それを見て、狙った二人が相殺しようとする。


「その程度で殺れると思ったか?」


そうして相殺の為に魔法を使った瞬間。サラの魔法によって僕の放った火の玉が消える。


「何? 消えた?」


次の瞬間、敵が警戒していない後方から火の玉が飛び出す。


「上手くいきました」


サラの成功宣言とともに、僕が使った火の玉が炸裂する。


「は?」


戸惑っている間に、二人はあっけなく戦闘不能だ。残りはグラクを含む二人。


そして、僕の魔法の音を聞きつけてグラク達がやってくる。


「ちょこまかと動きやがって…………これで終わりだ」


その魔法で決めてくることは分かっていた。グラクが前に手をかざして、来るのは大質量の火の魔法。さっきの僕の魔法とは違って、炸裂させることが目的ではなく焼き尽くす為。そんな殺傷性の高い魔法だ。

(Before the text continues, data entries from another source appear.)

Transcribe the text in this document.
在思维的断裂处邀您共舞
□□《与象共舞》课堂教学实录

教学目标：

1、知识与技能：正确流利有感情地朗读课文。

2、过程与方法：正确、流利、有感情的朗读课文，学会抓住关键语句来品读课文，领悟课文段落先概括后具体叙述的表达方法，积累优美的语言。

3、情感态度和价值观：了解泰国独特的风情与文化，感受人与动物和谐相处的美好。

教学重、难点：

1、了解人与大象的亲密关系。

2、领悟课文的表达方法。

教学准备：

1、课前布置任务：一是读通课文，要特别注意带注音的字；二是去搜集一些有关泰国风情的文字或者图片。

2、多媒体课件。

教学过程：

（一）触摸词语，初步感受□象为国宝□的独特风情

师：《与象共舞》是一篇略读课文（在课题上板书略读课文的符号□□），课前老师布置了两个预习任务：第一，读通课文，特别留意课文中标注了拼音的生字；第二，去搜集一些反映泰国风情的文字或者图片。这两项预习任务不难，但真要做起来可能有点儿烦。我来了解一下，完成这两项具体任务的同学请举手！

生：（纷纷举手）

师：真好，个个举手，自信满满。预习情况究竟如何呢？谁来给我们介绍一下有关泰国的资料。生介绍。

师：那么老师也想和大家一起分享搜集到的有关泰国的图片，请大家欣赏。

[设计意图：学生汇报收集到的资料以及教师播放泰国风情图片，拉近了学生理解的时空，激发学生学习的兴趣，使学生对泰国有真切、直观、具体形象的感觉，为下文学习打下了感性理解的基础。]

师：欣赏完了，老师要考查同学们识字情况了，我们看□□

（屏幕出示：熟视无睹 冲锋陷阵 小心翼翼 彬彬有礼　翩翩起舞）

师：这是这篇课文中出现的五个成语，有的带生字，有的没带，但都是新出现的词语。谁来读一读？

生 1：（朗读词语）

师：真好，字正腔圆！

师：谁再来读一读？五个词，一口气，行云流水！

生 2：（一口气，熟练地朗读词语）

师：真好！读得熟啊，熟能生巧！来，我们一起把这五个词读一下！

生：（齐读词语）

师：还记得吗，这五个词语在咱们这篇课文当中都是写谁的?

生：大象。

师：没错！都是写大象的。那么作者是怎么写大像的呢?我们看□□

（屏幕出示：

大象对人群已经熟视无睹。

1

もちろん育成学校を謳っている以上、この学校の低ランクで殺傷性の著しく高い魔法は使用禁止だが、そのギリギリラインをグラクは長年低ランクにいたから分かっている。


つまりFランクではありえないほどの火力を持つ魔法ということだ。


「落ち着いてサラ。することはさっきと同じだから」


僕はサラの肩に手を置いて支える。同じとは言っても、空間の範囲が広くなる以上難易度は上がる。それに、焦りもするだろう。失敗したら僕たちは丸焦げだ。


「行けます。私はレンさんが信じてくれるなら、勇気が無限に湧いてきますから」


その表情は自信に満ち溢れていて、僕も誇らしくなった。


「俺が退学させてやる。目障りなんだよお前は!」


放たれた魔法は、凄いスピードで僕らに直進する。サラは、焦りをもう表に出していなかった。

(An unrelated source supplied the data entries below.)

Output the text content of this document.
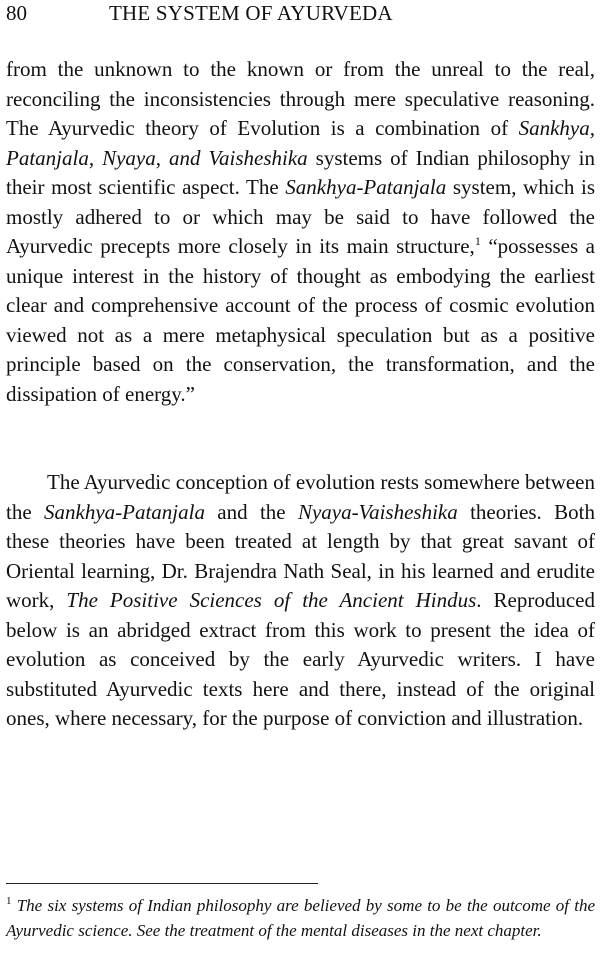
80	THE SYSTEM OF AYURVEDA

from the unknown to the known or from the unreal to the real, reconciling the inconsistencies through mere speculative reasoning. The Ayurvedic theory of Evolution is a combination of Sankhya, Patanjala, Nyaya, and Vaisheshika systems of Indian philosophy in their most scientific aspect. The Sankhya-Patanjala system, which is mostly adhered to or which may be said to have followed the Ayurvedic precepts more closely in its main structure,$^1$ “possesses a unique interest in the history of thought as embodying the earliest clear and comprehensive account of the process of cosmic evolution viewed not as a mere metaphysical speculation but as a positive principle based on the conservation, the transformation, and the dissipation of energy.”

The Ayurvedic conception of evolution rests somewhere between the Sankhya-Patanjala and the Nyaya-Vaisheshika theories. Both these theories have been treated at length by that great savant of Oriental learning, Dr. Brajendra Nath Seal, in his learned and erudite work, The Positive Sciences of the Ancient Hindus. Reproduced below is an abridged extract from this work to present the idea of evolution as conceived by the early Ayurvedic writers. I have substituted Ayurvedic texts here and there, instead of the original ones, where necessary, for the purpose of conviction and illustration.

$^1$ The six systems of Indian philosophy are believed by some to be the outcome of the Ayurvedic science. See the treatment of the mental diseases in the next chapter.
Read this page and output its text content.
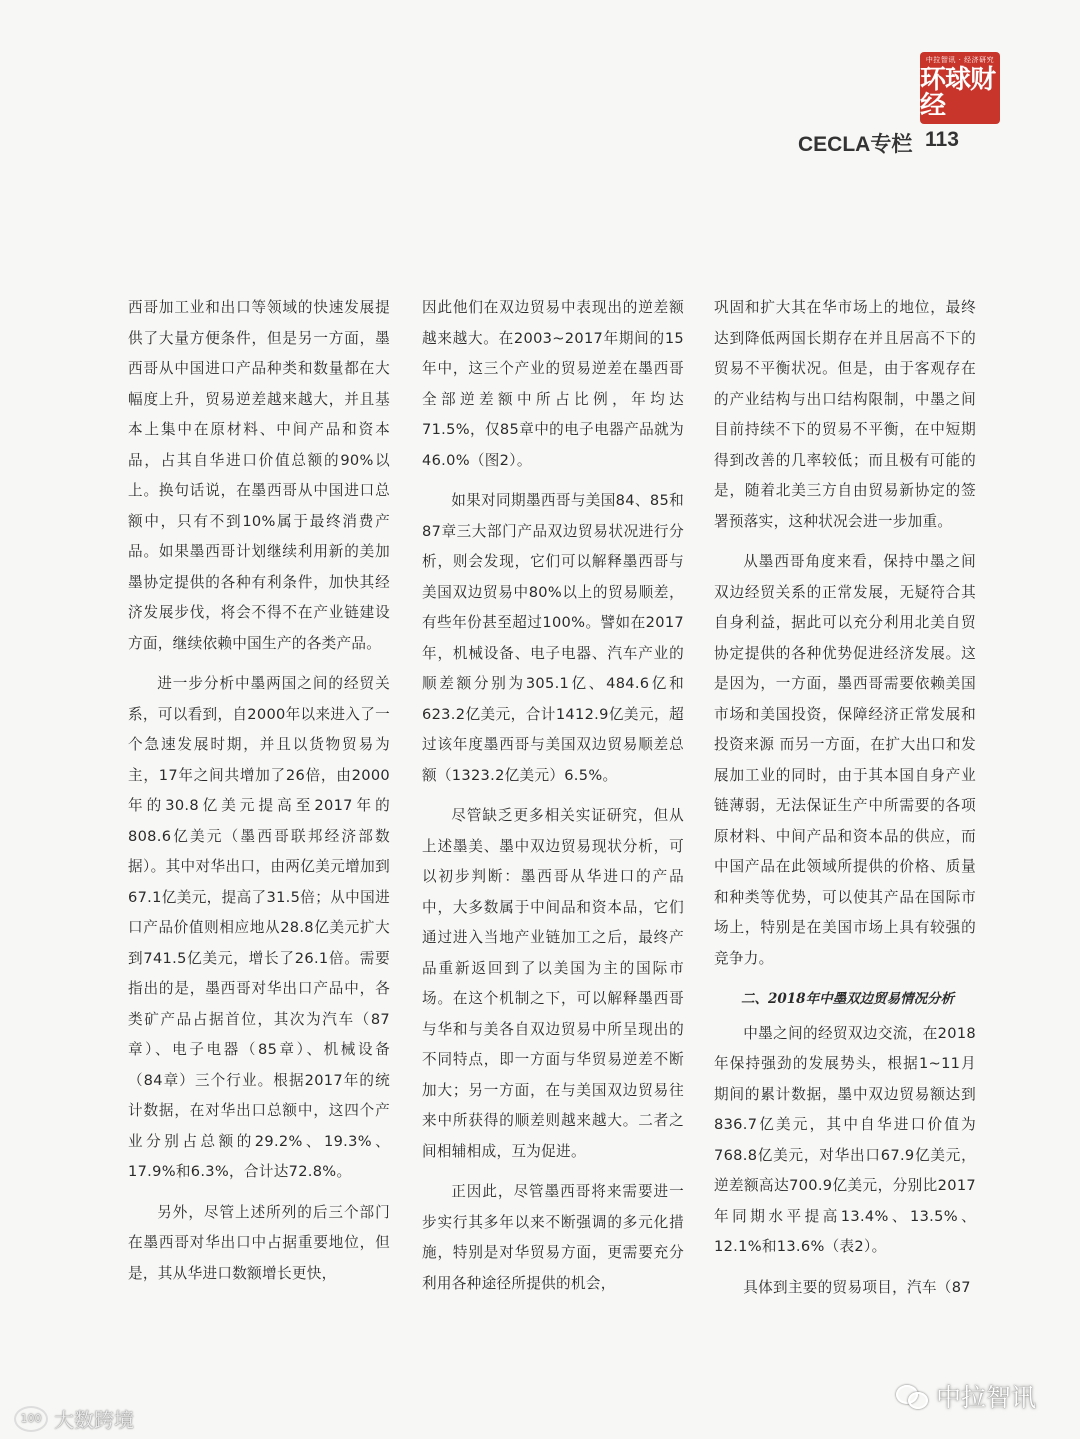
中拉智讯 · 经济研究
环球财经
CECLA专栏 113

西哥加工业和出口等领域的快速发展提供了大量方便条件，但是另一方面，墨西哥从中国进口产品种类和数量都在大幅度上升，贸易逆差越来越大，并且基本上集中在原材料、中间产品和资本品，占其自华进口价值总额的90%以上。换句话说，在墨西哥从中国进口总额中，只有不到10%属于最终消费产品。如果墨西哥计划继续利用新的美加墨协定提供的各种有利条件，加快其经济发展步伐，将会不得不在产业链建设方面，继续依赖中国生产的各类产品。

进一步分析中墨两国之间的经贸关系，可以看到，自2000年以来进入了一个急速发展时期，并且以货物贸易为主，17年之间共增加了26倍，由2000年的30.8亿美元提高至2017年的808.6亿美元（墨西哥联邦经济部数据）。其中对华出口，由两亿美元增加到67.1亿美元，提高了31.5倍；从中国进口产品价值则相应地从28.8亿美元扩大到741.5亿美元，增长了26.1倍。需要指出的是，墨西哥对华出口产品中，各类矿产品占据首位，其次为汽车（87章）、电子电器（85章）、机械设备（84章）三个行业。根据2017年的统计数据，在对华出口总额中，这四个产业分别占总额的29.2%、19.3%、17.9%和6.3%，合计达72.8%。

另外，尽管上述所列的后三个部门在墨西哥对华出口中占据重要地位，但是，其从华进口数额增长更快，

因此他们在双边贸易中表现出的逆差额越来越大。在2003~2017年期间的15年中，这三个产业的贸易逆差在墨西哥全部逆差额中所占比例，年均达71.5%，仅85章中的电子电器产品就为46.0%（图2）。

如果对同期墨西哥与美国84、85和87章三大部门产品双边贸易状况进行分析，则会发现，它们可以解释墨西哥与美国双边贸易中80%以上的贸易顺差，有些年份甚至超过100%。譬如在2017年，机械设备、电子电器、汽车产业的顺差额分别为305.1亿、484.6亿和623.2亿美元，合计1412.9亿美元，超过该年度墨西哥与美国双边贸易顺差总额（1323.2亿美元）6.5%。

尽管缺乏更多相关实证研究，但从上述墨美、墨中双边贸易现状分析，可以初步判断：墨西哥从华进口的产品中，大多数属于中间品和资本品，它们通过进入当地产业链加工之后，最终产品重新返回到了以美国为主的国际市场。在这个机制之下，可以解释墨西哥与华和与美各自双边贸易中所呈现出的不同特点，即一方面与华贸易逆差不断加大；另一方面，在与美国双边贸易往来中所获得的顺差则越来越大。二者之间相辅相成，互为促进。

正因此，尽管墨西哥将来需要进一步实行其多年以来不断强调的多元化措施，特别是对华贸易方面，更需要充分利用各种途径所提供的机会，

巩固和扩大其在华市场上的地位，最终达到降低两国长期存在并且居高不下的贸易不平衡状况。但是，由于客观存在的产业结构与出口结构限制，中墨之间目前持续不下的贸易不平衡，在中短期得到改善的几率较低；而且极有可能的是，随着北美三方自由贸易新协定的签署预落实，这种状况会进一步加重。

从墨西哥角度来看，保持中墨之间双边经贸关系的正常发展，无疑符合其自身利益，据此可以充分利用北美自贸协定提供的各种优势促进经济发展。这是因为，一方面，墨西哥需要依赖美国市场和美国投资，保障经济正常发展和投资来源 而另一方面，在扩大出口和发展加工业的同时，由于其本国自身产业链薄弱，无法保证生产中所需要的各项原材料、中间产品和资本品的供应，而中国产品在此领域所提供的价格、质量和种类等优势，可以使其产品在国际市场上，特别是在美国市场上具有较强的竞争力。

二、2018年中墨双边贸易情况分析

中墨之间的经贸双边交流，在2018年保持强劲的发展势头，根据1~11月期间的累计数据，墨中双边贸易额达到836.7亿美元，其中自华进口价值为768.8亿美元，对华出口67.9亿美元，逆差额高达700.9亿美元，分别比2017年同期水平提高13.4%、13.5%、12.1%和13.6%（表2）。

具体到主要的贸易项目，汽车（87

100 大数跨境
中拉智讯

空間魔法が発動して、これまで見た中で最大の空間が歪む。そして、グラク達の上に魔法を返した。


「は?何が起こった?」


消え失せた自分の魔法に理解が及ばないようで、グラクは驚愕を隠しきれていない。これは決まったかもしれない。


そのままグラク自身の魔法が地面を抉る。予想通りの高威力だ。


「はあ、はあ…………魔力がほとんど無くなりました。……やれましたかね?」


サラは既にやり切った様子だった。あれほどの空間魔法となると魔力消費も激しい。仕方ないだろう。けど――


「まだ、終わってないと思う」


僕は、魔法が当たる瞬間をよく見るようにしている。それは勘違いしてはいけない所だからだ。そして今回、僕はグラクを仲間が突き飛ばすのが見えた。咄嗟に気付いてグラクを助けようとしたのだろう。巻き込めたかは五分五分くらいだ。


そして予想は当たって、魔法によって出来た煙の中から、その男は現れた。